De Raad ziet geen aanleiding de beperkingen in de FML van 3 november 2015 voor onjuist te houden. De verzekeringsartsen hebben, gelet op de aanwezige informatie van de behandelend sector van niet alleen ten tijde de datum in geding maar ook nadien, de psychische problematiek van appellant beschreven en betrokken en daarbij gemotiveerd hoe zij tot de beperkingen gekomen zijn. Hoewel wordt ingezien dat de situatie van appellant al een aantal jaren voortduurt, heeft de verzekeringsarts voldoende uiteen gezet dat bij voldoende structuur en met vermijding van overbelasting, appellant moet kunnen functioneren in arbeid. Dat appellant zich volledig en duurzaam arbeidsongeschikt acht, kan, gelet op het zorgvuldig en voldoende gemotiveerd standpunt van de verzekeringsartsen, niet slagen. Zolang er geen sprake is van volledige arbeidsongeschiktheid, hoeft de duurzaamheid niet beoordeeld te worden. Uit het voorgaande volgt dat de medische grondslag van het bestreden besluit moet worden onderschreven.
4.5.
Ook het oordeel van de rechtbank wordt onderschreven dat, uitgaande van de belastbaarheid in de FML van 3 november 2015, er geen aanknopingspunten zijn voor twijfel aan de medische geschiktheid van de functies die aan de schatting ten grondslag zijn gelegd.

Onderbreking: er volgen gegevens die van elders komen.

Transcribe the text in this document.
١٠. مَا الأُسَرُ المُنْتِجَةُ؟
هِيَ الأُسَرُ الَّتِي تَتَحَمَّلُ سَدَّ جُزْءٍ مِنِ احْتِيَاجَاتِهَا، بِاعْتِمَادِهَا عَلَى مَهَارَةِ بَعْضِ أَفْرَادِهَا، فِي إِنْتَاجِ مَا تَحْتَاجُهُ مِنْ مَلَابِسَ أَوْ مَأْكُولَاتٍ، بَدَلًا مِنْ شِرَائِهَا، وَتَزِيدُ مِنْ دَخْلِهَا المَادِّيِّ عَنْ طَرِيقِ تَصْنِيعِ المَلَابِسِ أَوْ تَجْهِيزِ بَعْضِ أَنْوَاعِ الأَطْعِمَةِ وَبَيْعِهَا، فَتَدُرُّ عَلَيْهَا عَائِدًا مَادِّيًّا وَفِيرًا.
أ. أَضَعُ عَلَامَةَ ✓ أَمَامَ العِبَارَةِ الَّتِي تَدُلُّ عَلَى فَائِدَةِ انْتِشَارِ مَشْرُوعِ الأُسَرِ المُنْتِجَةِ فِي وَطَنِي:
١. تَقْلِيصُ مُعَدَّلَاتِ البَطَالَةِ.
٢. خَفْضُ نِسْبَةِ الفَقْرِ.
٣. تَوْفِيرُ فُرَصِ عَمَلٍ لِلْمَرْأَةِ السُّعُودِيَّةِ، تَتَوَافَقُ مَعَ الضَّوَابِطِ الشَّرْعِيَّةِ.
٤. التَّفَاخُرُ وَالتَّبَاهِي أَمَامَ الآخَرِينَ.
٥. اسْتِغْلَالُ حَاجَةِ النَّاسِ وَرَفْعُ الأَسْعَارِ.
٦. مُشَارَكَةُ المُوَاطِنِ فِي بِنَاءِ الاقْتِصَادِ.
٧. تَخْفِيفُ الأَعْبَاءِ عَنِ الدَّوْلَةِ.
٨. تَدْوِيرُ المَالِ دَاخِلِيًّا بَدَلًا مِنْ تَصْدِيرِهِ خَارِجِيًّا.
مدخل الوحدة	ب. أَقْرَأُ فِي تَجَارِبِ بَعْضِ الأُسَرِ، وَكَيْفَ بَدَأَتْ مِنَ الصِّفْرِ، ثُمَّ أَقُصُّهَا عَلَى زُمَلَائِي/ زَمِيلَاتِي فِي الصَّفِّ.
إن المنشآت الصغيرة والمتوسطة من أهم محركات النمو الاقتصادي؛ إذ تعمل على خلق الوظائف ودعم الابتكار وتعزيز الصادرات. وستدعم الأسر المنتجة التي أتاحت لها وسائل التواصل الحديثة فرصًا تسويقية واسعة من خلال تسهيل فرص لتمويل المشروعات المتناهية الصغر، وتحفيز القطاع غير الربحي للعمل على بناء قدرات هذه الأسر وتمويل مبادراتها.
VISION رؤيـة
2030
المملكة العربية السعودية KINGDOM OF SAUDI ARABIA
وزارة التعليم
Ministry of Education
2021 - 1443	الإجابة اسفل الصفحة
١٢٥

De arbeidsdeskundige bezwaar en beroep heeft in het rapport van 5 november 2015 met verwijzing naar het rapport van de arbeidsdeskundige en het Resultaat functiebeoordeling van 23 februari 2015 inzichtelijk en overtuigend gemotiveerd dat appellant met inachtneming van zijn beperkingen deze functies kan vervullen.
4.6.
Uit wat is overwogen in 4.1 tot en met 4.5 volgt dat het hoger beroep niet slaagt en de aangevallen uitspraak voor bevestiging in aanmerking komt.
5. Voor een veroordeling in de proceskosten bestaat geen aanleiding.

BESLISSING

De Centrale Raad van Beroep bevestigt de aangevallen uitspraak.
Deze uitspraak is gedaan door J.S. van der Kolk, in tegenwoordigheid van S.L. Alves als griffier. De beslissing is uitgesproken in het openbaar op 25 oktober 2018.